Liliuokalani was born into a royal Hawaiian family in 1838 and was educated at a missionary school. In 1891, following the death of King Kalakaua, she became the first female monarch of the country. Relegated to house arrest after annexationists staged a coup, Liliuokalani officially abdicated the throne in 1895. She died from complications related to a stroke in 1917.
Born Lydia Kamakaeha in Honolulu, Hawaii, on September 2, 1838, Liliuokalani was the daughter of a high-ranking chieftess who served as an adviser to King Kamehameha III. Liliuokalni was educated at the missionary-run Royal School, where she learned to speak fluent English and received some musical training. She would retain her interest in music and poetry, producing more than 160 songs over the course of her life, including the beloved "Aloha 'Oe." As a princess, Liliuokalani's education also included travels to the Western world.
Liliuokalani became a member of the court of Kamehameha IV as a young lady. In 1862, she married John Owen Dominis, a government official and son of an American ship captain who had moved his family to Honolulu in 1837.
Path to the Throne
In 1874, Liliuokalani’s older brother, David Kalakaua, was named king. When her younger brother, William Pitt Leleiohoku, died three years later, Liliuokalani was announced as Kalakaua’s heir apparent. In the years that followed, Liliuokalani did much to lay the foundations for her future on the throne, devoting her efforts to establishing schools for Hawaiian children and serving as regent during the king’s 1881 tour of the world. It was in this capacity that she demonstrated what would be her lifelong devotion to the Hawaiian people and first made enemies on the islands: When a smallpox epidemic on Oahu led her to close its ports, she was hailed by many locals but also drew the ire of wealthy sugar cane growers.
In 1887, Liliuokalani accompanied Kalakaua’s queen on a trip to attend Queen Victoria’s Golden Jubilee in England. While traveling, she learned that the king had been coerced by an armed militia into signing a new constitution—later known as the "Bayonet Constitution"—which effectively stripped the monarchy of its power and placed it in the hands of white American and European businessmen.
Queen of the Kingdom of Hawaii
In January 1891, King Kalakaua died and Liliuokalani became the first woman to take the throne. She would also be the kingdom’s last ruler. After she attempted to establish a new constitution that would restore power to the monarchy and the Hawaiian people, a group known as the "Committee of Safety" staged a coup with the support of U.S. Minister John Stevens. Wishing to spare her people a bloody conflict, Liliuokalani stepped down but appealed to President Grover Cleveland to restore her to power. Despite his sympathy to her plight, the president’s efforts ultimately proved ineffective, and in 1894 annexationists established the Republic of Hawaii, with Sanford Dole named its first president.
The following January, Liliuokalani and a group of her supporters were arrested by the new government and charged with treason for their implication in an attempted insurrection. After serving several months of house arrest, on January 24, 1895, she signed a document formally abdicating her throne in exchange for the release and pardon of her compatriots.

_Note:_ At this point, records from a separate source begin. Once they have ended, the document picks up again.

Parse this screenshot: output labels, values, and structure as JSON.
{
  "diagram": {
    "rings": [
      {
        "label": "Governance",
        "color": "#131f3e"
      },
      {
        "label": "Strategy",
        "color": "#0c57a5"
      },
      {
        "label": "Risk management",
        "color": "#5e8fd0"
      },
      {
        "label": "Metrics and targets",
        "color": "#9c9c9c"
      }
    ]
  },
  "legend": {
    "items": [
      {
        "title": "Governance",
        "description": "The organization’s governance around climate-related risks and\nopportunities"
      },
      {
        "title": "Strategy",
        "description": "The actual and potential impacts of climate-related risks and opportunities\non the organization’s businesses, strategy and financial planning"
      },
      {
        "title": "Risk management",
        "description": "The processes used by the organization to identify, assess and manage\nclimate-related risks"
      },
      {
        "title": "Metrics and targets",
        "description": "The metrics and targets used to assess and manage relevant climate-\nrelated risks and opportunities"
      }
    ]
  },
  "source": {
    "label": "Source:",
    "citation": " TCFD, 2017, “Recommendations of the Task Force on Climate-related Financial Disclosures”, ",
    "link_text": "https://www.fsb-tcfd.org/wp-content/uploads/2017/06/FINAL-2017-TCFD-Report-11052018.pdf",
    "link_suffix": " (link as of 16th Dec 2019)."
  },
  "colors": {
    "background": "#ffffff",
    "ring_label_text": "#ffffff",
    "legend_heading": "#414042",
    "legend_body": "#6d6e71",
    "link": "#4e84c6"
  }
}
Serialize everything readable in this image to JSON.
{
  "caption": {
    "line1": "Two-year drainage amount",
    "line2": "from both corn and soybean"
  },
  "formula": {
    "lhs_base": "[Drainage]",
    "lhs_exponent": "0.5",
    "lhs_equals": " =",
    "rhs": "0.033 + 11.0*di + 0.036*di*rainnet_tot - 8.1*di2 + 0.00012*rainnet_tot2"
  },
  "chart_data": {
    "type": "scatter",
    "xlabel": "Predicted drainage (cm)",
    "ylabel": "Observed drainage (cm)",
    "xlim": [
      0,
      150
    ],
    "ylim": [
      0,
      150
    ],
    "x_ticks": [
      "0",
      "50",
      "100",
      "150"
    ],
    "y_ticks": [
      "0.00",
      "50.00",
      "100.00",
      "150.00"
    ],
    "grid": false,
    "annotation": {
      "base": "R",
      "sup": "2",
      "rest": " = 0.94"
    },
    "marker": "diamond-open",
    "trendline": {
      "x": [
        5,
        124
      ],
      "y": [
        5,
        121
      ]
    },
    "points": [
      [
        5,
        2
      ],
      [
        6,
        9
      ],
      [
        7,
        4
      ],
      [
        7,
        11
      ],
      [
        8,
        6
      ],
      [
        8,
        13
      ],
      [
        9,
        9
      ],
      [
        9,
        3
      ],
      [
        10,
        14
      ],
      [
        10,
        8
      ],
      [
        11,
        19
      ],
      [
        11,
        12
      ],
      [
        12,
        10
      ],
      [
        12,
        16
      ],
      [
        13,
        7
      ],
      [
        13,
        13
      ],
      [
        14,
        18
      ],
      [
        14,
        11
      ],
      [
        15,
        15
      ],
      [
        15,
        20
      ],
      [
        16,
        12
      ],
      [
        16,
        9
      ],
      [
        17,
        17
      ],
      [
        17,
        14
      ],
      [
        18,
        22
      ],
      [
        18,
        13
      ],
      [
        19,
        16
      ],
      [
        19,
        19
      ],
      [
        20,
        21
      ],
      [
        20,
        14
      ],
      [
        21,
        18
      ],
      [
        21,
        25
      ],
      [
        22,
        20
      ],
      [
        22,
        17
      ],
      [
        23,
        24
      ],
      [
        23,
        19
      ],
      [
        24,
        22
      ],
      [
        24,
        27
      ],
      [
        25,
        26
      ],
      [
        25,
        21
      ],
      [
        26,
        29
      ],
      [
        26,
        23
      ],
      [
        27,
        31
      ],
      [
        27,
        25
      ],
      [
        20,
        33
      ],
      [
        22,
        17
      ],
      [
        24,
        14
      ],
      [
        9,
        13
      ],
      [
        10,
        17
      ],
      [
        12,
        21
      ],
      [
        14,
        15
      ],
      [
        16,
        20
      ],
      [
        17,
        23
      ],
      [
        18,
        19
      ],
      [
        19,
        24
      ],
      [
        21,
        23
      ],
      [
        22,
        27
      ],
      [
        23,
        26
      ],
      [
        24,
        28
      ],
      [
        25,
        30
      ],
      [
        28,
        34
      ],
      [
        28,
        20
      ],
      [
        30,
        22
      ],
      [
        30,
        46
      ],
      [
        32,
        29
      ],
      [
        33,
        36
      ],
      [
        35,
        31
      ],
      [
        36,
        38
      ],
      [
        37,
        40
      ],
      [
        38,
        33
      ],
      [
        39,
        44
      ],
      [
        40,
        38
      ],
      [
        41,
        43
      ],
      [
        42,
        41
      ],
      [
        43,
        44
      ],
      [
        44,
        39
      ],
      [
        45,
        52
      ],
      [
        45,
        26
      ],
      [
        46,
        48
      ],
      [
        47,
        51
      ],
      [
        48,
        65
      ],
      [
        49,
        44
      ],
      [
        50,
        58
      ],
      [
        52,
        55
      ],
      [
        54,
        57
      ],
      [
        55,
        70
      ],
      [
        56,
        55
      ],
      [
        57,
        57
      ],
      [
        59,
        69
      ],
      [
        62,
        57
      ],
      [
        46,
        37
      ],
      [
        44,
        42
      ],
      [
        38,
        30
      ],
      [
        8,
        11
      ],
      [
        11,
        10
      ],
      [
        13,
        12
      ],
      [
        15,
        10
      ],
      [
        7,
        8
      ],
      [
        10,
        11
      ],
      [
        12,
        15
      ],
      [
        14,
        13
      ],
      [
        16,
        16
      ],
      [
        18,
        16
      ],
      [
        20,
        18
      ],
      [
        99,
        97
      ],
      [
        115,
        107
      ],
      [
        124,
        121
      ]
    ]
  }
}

After establishing the "Oni pa'a" (Stand Firm) movement to fight the annexation and making several more unsuccessful appeals to the U.S. government, Liliuokalani relented and lived out her life as a private citizen. She was granted a small pension by the provisional government, and on July 7, 1898, the Hawaiian Islands were officially annexed by the United States.
Liliuokalani lived out her days at her Washington Place estate, where she frequently received visitors from near and abroad coming to pay her their respects. She died from complications related to a stroke on November 11, 1917, at age 79, and was honored with a state funeral. Her remains were interred in the Royal Mausoleum at Mauna 'Ala.